Vancouver Skiers daytrip to Manning Park

If A Tree Falls…?

Forty-two Vancouver Skiers fled the Lower Mainland’s Sunday drizzle for a snowier destination to Manning Park on January 18, 2015.  Jason, our International Stage Lines driver, assured us we’d be on the soft stuff by 10:15, and indeed we were.

Jason stayed throughout the day, at Lightning Lakes, so most skiers timed their ski from there, although some skied from the bottom, a 600-foot ascent from the Nordic Centre.

As we fell into line, I felt like part of an early 20th-century Arctic expedition, trudging along un-groomed tracks until the bridge (or lack thereof).  It’s disappeared!  We cut out to the road’s shoulder for 600 meters.  Luckily, it wasn’t too gritty.  What happened to the Lightning Lake Connector?  Was this disconnection an omen?

The wind howled at our backs as we entered the shelter of Lone Duck trail.  Skies cleared and bits of blue reflected our good fortune.  To be there, outside.  The trees were dancing.  We were dancing, too.  The wind accompanied us.  Was this moaning shuffle a ‘Happy Dance’… or a zombie dance?

This Rita Buchwitz photo really shows the serene beauty of Manning Park.

This Rita Buchwitz photo shows the serene beauty of Manning Park.

Slow-going soft snow is a skater’s nightmare, and snow at varying temperatures above and below zero is a ski-wax dilemma.   We were glad of our non-wax classic skis as we climbed South Gibson’s.  A few hardy souls later reported that the less-groomed North Gibson’s access…was a challenge.  A few skated.  Others enjoyed Strawberry Flats, or took the T-bar to the Alpine Lodge for a bowl of soup—then descended via the alpine area, or profited from the shuttle bus option.

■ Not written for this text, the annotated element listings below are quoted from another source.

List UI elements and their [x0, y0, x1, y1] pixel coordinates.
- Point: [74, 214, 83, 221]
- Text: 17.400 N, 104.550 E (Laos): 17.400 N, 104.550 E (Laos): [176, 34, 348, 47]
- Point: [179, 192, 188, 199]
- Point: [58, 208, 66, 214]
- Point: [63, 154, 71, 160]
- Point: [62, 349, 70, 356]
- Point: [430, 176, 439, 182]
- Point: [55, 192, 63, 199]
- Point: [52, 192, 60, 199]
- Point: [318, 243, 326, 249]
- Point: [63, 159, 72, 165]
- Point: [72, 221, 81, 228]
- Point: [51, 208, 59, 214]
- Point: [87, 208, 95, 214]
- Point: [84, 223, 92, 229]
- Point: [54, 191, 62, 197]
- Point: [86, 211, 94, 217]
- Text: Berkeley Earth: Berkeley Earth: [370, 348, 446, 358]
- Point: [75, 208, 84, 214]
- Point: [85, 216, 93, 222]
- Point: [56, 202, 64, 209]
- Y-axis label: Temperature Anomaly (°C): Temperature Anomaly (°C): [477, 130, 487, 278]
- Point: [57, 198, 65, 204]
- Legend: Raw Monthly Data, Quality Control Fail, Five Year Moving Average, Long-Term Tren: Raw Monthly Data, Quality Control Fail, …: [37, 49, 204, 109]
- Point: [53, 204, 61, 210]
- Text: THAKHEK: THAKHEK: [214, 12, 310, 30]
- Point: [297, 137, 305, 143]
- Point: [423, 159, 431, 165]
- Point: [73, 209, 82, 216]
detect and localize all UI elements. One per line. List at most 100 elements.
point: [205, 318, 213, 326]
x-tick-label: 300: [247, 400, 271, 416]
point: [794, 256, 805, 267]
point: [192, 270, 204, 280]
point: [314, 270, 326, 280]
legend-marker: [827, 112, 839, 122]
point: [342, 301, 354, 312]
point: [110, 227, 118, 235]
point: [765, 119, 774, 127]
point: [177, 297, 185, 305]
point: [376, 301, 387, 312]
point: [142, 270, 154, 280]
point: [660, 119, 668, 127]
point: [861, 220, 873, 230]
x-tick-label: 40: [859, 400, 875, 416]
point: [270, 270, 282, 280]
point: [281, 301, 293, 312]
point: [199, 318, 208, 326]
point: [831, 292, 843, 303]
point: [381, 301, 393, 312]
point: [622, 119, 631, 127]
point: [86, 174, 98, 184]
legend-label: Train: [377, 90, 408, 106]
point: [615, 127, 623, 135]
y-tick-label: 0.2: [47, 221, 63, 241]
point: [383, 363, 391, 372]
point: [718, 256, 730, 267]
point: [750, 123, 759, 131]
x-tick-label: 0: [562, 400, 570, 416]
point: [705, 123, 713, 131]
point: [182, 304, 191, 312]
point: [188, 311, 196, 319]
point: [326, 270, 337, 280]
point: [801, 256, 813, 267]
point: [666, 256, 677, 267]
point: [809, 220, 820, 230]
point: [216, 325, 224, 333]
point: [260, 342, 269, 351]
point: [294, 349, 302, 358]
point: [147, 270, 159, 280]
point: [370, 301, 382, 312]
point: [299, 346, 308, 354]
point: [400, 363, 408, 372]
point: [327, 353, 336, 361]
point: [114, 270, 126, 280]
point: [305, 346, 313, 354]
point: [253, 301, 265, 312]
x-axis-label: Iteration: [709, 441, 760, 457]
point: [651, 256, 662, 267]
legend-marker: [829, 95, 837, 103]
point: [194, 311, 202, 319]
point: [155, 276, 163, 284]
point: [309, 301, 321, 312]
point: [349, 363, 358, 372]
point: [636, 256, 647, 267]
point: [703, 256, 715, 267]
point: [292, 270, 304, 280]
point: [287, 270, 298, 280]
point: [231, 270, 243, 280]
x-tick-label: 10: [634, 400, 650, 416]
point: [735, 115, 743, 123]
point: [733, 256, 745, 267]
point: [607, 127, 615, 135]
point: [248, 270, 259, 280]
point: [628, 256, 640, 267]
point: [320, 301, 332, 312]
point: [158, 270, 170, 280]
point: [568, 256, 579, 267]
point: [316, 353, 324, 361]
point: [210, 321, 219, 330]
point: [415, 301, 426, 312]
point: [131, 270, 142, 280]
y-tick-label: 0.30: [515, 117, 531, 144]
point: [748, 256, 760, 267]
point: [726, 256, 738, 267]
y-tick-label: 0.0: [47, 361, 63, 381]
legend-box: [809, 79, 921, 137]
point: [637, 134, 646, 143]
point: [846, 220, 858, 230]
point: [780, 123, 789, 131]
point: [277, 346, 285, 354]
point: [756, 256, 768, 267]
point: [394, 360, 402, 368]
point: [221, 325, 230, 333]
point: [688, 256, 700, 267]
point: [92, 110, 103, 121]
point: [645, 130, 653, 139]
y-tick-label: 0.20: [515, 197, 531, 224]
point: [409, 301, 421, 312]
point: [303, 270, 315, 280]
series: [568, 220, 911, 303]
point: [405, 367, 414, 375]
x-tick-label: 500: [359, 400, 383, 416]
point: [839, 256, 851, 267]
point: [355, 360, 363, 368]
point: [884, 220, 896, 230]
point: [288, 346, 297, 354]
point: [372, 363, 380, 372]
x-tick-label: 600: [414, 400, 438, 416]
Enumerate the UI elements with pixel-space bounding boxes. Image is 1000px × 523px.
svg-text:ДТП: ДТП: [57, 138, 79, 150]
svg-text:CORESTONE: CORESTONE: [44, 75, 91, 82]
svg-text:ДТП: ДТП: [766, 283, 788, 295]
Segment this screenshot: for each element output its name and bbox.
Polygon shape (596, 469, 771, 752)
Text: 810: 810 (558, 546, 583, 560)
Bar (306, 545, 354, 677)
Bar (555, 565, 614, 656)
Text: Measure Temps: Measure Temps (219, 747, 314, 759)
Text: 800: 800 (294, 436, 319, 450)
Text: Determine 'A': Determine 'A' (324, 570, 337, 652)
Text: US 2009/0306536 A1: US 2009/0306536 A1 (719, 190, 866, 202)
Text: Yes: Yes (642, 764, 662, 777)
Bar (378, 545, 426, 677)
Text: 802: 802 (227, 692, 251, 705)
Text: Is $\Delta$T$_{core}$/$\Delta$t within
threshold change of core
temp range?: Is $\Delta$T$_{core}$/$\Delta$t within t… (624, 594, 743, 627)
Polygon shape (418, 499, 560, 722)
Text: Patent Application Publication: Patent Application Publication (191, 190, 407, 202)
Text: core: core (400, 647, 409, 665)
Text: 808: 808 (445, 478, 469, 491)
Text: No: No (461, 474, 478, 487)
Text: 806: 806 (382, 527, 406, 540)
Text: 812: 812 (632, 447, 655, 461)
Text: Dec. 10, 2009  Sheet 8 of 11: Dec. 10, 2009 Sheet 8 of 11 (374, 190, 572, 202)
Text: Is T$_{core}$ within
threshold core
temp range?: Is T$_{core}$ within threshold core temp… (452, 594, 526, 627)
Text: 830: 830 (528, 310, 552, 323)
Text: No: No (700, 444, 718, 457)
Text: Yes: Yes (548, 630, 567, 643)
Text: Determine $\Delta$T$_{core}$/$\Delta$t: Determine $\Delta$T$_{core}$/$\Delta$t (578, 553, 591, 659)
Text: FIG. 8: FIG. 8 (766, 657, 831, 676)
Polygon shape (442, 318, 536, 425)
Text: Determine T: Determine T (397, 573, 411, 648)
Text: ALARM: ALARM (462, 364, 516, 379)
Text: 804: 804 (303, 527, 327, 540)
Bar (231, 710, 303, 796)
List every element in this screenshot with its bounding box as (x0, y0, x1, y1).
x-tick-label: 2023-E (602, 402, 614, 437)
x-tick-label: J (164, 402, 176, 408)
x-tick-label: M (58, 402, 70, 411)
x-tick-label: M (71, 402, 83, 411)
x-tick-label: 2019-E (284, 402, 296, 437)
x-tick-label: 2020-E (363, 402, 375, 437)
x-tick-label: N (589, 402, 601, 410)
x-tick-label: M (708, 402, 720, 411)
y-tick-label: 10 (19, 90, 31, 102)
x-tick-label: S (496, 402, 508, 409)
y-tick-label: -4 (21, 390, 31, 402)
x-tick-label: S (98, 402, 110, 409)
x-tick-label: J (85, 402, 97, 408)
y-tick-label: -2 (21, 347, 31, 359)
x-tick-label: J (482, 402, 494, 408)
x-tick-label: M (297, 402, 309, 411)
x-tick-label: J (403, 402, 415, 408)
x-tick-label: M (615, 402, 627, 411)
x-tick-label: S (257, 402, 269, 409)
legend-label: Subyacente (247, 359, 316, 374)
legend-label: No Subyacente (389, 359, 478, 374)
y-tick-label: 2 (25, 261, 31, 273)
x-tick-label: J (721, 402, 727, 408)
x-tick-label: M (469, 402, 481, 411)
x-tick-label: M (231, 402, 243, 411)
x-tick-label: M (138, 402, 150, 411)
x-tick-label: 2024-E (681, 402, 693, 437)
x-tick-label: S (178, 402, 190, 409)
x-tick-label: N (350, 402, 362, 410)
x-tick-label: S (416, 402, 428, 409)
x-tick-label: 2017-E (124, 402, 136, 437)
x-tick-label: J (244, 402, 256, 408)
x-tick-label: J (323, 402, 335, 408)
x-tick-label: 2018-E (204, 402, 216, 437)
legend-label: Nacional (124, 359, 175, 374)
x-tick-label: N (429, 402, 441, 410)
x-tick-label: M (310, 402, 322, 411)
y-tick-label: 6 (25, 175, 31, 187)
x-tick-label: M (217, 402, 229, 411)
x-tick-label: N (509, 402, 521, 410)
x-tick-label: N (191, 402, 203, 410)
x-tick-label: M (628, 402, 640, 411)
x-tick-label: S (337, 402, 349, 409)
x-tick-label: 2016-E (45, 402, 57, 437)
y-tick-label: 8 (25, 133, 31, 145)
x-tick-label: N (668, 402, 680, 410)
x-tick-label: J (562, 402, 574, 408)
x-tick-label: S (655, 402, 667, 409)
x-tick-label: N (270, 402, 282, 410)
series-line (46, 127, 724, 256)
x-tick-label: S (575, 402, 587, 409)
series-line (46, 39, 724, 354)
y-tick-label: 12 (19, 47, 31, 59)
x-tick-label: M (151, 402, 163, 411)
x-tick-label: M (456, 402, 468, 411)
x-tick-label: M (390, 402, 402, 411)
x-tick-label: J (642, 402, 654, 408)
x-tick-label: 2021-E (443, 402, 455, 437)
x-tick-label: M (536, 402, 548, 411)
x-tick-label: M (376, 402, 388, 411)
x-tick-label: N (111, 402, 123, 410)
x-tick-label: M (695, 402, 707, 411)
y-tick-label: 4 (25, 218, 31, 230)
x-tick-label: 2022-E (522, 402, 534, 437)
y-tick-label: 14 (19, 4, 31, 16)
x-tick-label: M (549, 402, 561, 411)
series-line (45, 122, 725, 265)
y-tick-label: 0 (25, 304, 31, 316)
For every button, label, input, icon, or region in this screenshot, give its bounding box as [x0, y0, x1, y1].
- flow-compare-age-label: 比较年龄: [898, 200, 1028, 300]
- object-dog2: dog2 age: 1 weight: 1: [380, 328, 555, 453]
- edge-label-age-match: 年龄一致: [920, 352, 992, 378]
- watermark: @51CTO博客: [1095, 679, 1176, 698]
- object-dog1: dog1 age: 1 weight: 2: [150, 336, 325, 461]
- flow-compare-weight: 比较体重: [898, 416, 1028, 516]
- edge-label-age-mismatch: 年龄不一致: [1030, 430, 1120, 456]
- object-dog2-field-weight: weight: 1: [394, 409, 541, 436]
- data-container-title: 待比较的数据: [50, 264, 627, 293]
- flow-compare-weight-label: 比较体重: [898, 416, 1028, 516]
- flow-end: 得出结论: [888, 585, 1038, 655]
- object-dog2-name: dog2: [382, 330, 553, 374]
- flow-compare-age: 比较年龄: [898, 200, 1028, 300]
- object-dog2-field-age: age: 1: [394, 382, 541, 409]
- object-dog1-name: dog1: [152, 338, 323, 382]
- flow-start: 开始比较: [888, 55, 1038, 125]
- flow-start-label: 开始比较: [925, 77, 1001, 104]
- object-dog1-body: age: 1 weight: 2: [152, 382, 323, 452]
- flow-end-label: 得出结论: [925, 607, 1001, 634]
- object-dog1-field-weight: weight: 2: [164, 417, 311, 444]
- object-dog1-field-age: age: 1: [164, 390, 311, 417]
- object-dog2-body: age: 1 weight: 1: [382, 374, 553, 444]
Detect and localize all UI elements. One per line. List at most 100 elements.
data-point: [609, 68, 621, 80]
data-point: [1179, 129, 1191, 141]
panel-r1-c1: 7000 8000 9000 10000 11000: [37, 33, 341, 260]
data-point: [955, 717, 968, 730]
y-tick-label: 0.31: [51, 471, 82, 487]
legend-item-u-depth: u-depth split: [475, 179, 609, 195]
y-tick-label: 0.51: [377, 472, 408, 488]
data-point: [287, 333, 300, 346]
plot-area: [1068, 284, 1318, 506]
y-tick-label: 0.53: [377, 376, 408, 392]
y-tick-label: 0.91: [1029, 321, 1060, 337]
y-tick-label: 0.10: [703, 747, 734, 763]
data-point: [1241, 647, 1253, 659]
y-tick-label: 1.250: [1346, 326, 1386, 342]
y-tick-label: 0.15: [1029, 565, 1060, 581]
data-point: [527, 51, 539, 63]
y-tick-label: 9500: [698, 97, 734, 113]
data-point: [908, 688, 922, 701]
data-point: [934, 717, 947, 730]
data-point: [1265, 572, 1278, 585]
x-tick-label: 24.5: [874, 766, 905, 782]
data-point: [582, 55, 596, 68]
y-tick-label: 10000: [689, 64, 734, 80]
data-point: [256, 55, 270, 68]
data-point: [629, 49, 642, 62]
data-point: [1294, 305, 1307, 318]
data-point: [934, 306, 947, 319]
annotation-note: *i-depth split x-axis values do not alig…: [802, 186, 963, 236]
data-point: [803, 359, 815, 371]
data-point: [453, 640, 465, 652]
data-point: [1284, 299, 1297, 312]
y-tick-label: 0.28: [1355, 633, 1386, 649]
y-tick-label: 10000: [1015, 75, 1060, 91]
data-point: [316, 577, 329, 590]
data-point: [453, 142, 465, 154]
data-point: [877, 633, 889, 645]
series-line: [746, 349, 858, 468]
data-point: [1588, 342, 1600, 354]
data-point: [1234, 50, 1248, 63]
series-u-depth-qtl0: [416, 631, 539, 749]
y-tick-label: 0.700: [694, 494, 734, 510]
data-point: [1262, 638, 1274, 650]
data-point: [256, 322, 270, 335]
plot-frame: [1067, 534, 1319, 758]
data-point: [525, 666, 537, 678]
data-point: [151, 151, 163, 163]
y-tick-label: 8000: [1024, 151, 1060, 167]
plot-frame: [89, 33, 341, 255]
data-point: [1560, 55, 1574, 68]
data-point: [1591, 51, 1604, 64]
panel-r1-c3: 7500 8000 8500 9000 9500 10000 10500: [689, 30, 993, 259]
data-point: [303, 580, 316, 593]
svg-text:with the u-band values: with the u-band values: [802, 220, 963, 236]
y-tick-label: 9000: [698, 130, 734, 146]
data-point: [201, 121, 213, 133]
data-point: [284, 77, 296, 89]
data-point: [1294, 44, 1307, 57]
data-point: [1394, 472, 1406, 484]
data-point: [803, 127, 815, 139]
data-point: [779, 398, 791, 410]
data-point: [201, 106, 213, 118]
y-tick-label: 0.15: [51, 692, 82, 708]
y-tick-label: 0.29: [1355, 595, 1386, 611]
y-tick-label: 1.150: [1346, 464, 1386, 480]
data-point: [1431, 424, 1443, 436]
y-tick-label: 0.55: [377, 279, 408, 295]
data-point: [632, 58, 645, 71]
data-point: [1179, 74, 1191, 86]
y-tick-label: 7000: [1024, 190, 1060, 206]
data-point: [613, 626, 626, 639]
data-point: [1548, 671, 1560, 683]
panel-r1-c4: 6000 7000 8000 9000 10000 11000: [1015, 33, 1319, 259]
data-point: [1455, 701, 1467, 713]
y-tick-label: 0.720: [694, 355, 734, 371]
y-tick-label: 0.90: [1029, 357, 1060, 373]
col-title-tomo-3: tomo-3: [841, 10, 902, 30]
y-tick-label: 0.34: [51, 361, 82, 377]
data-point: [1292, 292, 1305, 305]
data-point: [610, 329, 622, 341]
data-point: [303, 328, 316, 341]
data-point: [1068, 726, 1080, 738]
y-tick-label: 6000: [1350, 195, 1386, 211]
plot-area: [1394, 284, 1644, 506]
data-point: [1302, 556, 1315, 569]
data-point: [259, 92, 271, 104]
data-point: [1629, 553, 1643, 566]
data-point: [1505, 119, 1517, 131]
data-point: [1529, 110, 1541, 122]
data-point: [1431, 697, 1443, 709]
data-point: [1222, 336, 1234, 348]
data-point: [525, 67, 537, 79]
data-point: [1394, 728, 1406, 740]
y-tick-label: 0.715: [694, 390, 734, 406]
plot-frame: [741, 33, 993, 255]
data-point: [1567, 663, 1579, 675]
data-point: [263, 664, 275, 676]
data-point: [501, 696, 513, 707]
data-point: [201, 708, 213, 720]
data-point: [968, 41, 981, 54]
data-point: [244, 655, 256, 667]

Timing is everything.  All club members had reached Strawberry Flats by 1pm.  We headed down at 12:30 to secure a spot in the hot tub (the Lodge charges $5 per towel for non-guests) and were some of the first club members to test a philosophical measure of reality.  The famous riddle—

Van Skiers John Joyce Manning 2015

If a tree falls in a forest…(John Joyce photo)

Van Skiers J. Joyce Manning

John Joyce photo of a conifer dismemberment

 

If a tree falls in a forest and no one is around to hear it, does it make a sound?*

Or better yet—

If twelve trees fall over the Manning Park Nordic Ski Trails, and everyone is around to hear it, aren’t we the lucky ones?

Rita B photo

Needles and bark and tree debris, oh my! (J. Joyce photo)

Kate Deakins (trip leader), Shelley Lear and Anna Bentley were in the Strawberry Flats Warming Hut at 1pm when the trio experienced something odd.  ‘We heard a ginormous whoosh, and all the skis blew over,’ said Anna.

Around the same time, we came upon three skiers gathered round a fallen tree across the trail.  Debris littered the trail for ten meters beyond point of impact.  What an explosion it must have been.

Rita Buchwitz photo_resized

Rita Buchwitz photo of Van. Skiers hurdling an obstacle course.

Manning blow downs

John Joyce photo of Lucien doin’ the Happy Stance!

A young skater had stopped alongside a pair of young ladies.  He said to us, ‘These gals witnessed the tree fall, and some of the shrapnel hit her leg.’  We looked at her, and she looked back with a giddy ‘I-escaped-it,’ shocked grin of triumph.  It was the first of a dozen trees that we climbed over, skied under, or removed skis to get past.  Had they all fallen all at once?  Who can say?  They certainly weren’t there, less than a ½ hour before.

Highway 3 (the Hope-Princeton) had some fallen of its own on the return trip.  Several cars had gone into the ditch or overturned.  Those slushy, slippery sections had taken a toll.  We felt safe and fortunate to have enjoyed another Vancouver Skiers’ day on the hill, doing the ‘Happy Dance’ with some conifer (cone-headed?) zombies, who fortunately, didn’t step on our toes.

* ‘If a tree falls…’ quote is attributed to philosopher, George Berkeley, 1710.